The US Advanced Research Projects Agency (DARPA) has taken on the project and aims to produce the drone to be used for reconnaissance in tight quarters.
7. Leggy robots
On uneven terrain, such as a wild mountainside or the rugged terrain of Mars, legs can get you places wheels can’t go. DARPA has developed a series of four-legged robots based on gods and cheetahs for sprinting to deliver supplies on a battlefield.
Meanwhile NASA is working on a six-legged robot called ATHLETE (All-Terrain Hex-Legged Extra-Terrestrial Explorer). ATHLETE has a wheel at the end of each leg, so can roll when the going’s good – and when it runs against an obstacle it can lock down the wheels and step neatly over.
8. Hive mind grid
Though nobody ever tells them what to do, bees in a hive instinctively sense what jobs need doing and get onto it – based simply on where in the hive they are and what other bees are doing around them.
Regen Energy in the US adapted this so-called “swarm logic” to improve the efficiency of energy grids. Instead of using a central system to redirect power loads, the company’s places local controllers that communicate wirelessly with one another, and figure out on their own where power needs to go.
9. Candy-coated vaccines
Tardigrades are tiny, tough eight-legged micro-animals that live in water. Without water tardigrades dry out but have evolved the amazing ability to reanimate after over more than 100 years.
They do this by coating their molecular machinery, such as DNA and proteins, in a sugar.
Inspired by this idea, several biotech companies, including Biomatrica, from San Diego, and Nova Laboratories, from England, adapted the process to protect live vaccines so that they no longer need to be refrigerated.
The technology “shrink wraps” the vaccines in a glassy film of sugars to keep them effective for six months without refrigeration.
10. Termite buildings
African termites have evolved some clever designs to keep their mounds at a nearly constant temperature, though, outside, it may swing from 40 °C in the day to less than 2°C at night.

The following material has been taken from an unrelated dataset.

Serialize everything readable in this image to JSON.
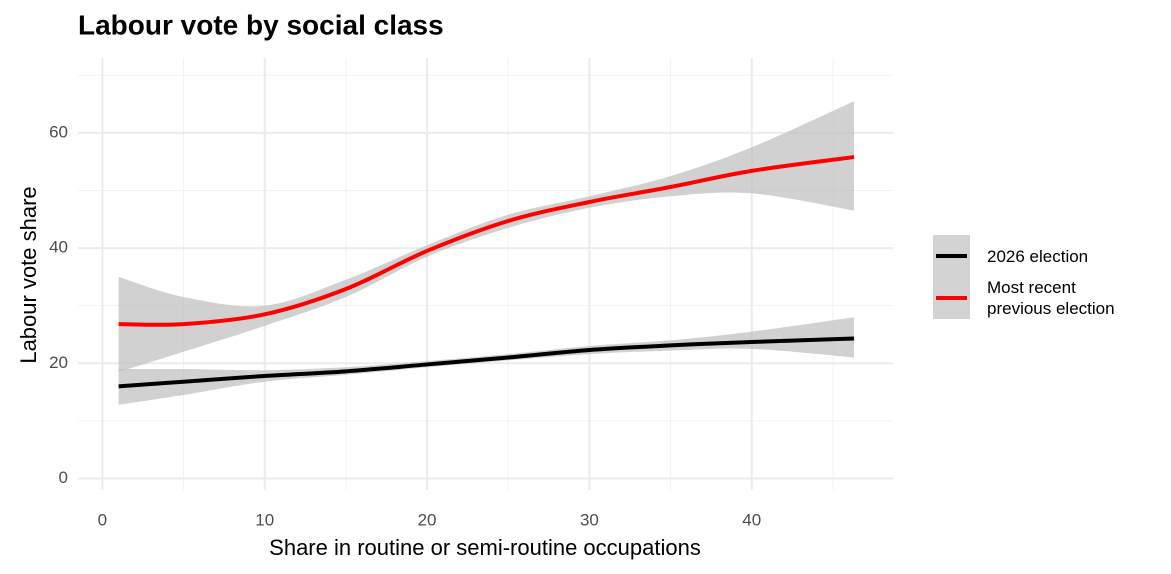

Termites construct their mounds with a passive cooling system using a series of vents along the top and sides. Wind blows hot air from underground chambers through the vents and out of the structure, and the termites can even control the airflow by opening or blocking tunnels.

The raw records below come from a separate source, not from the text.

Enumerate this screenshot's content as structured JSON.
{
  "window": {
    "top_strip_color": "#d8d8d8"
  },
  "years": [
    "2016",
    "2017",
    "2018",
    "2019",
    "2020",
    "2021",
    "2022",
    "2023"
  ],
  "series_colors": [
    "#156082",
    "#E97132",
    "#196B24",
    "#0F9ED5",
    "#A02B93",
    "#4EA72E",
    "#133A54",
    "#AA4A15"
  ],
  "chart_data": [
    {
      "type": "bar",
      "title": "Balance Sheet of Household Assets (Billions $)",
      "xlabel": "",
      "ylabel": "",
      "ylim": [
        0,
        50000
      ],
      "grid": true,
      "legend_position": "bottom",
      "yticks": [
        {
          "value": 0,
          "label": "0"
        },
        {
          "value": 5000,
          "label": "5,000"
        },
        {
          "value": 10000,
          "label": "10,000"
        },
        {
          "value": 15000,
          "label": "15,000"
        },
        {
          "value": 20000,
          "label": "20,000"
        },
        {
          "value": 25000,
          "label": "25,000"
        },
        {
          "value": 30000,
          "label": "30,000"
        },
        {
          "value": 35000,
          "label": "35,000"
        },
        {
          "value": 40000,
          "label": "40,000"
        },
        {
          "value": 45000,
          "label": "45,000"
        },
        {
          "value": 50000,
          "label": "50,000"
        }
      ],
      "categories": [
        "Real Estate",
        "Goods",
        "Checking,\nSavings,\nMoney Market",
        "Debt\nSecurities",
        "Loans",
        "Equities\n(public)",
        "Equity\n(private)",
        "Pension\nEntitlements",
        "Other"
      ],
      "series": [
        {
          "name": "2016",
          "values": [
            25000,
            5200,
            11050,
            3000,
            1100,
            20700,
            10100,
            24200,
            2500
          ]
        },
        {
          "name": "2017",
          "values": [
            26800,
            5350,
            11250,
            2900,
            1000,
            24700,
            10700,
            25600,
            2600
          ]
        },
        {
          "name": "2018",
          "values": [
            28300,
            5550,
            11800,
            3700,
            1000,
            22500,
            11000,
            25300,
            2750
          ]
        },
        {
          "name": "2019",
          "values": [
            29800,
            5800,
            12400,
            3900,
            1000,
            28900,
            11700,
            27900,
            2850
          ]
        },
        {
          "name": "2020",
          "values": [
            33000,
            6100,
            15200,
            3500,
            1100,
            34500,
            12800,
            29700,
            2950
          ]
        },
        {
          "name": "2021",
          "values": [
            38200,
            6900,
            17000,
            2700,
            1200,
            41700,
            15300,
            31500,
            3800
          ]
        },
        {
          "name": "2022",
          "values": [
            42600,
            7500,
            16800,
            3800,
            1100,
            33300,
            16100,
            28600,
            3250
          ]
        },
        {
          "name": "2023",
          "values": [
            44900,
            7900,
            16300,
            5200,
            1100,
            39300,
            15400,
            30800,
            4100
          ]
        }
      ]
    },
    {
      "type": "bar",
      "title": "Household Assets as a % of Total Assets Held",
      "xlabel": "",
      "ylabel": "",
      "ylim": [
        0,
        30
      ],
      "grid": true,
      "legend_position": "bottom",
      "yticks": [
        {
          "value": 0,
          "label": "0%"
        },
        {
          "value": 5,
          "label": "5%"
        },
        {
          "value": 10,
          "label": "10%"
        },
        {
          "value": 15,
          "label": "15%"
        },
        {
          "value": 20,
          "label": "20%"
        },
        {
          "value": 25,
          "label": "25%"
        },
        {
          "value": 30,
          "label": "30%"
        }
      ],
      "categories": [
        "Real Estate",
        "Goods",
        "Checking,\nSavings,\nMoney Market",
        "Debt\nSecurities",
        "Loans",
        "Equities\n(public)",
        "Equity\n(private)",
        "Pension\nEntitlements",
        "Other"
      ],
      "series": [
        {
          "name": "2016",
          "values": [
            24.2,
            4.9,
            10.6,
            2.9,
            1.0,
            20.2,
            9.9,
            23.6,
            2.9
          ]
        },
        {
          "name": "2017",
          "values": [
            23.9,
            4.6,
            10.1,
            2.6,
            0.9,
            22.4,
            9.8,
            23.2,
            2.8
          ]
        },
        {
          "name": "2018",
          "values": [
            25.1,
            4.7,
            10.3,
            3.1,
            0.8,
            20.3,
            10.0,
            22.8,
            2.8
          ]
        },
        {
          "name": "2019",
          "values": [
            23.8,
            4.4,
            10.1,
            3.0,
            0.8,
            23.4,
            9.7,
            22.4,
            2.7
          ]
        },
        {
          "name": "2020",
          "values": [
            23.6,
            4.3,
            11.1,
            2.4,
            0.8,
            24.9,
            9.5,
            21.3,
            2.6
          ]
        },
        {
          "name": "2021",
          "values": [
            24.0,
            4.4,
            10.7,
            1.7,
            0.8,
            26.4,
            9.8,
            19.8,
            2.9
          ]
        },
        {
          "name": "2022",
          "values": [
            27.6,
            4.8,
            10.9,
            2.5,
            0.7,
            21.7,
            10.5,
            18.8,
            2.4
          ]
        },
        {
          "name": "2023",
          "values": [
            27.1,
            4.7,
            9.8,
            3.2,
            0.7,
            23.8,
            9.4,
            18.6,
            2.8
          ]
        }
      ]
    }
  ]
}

Architect Mick Pearce used a similar strategy when he designed the Eastgate centre, an office complex in Harare, Zimbabwe. Warm air vents out the row of chimneys at the top of the building, while cooler air is drawn up from underground.
The building stays cool without air conditioning and so uses only a 10th of the energy of a conventional building of the same size.
Cathal O'Connell is a science writer based in Melbourne.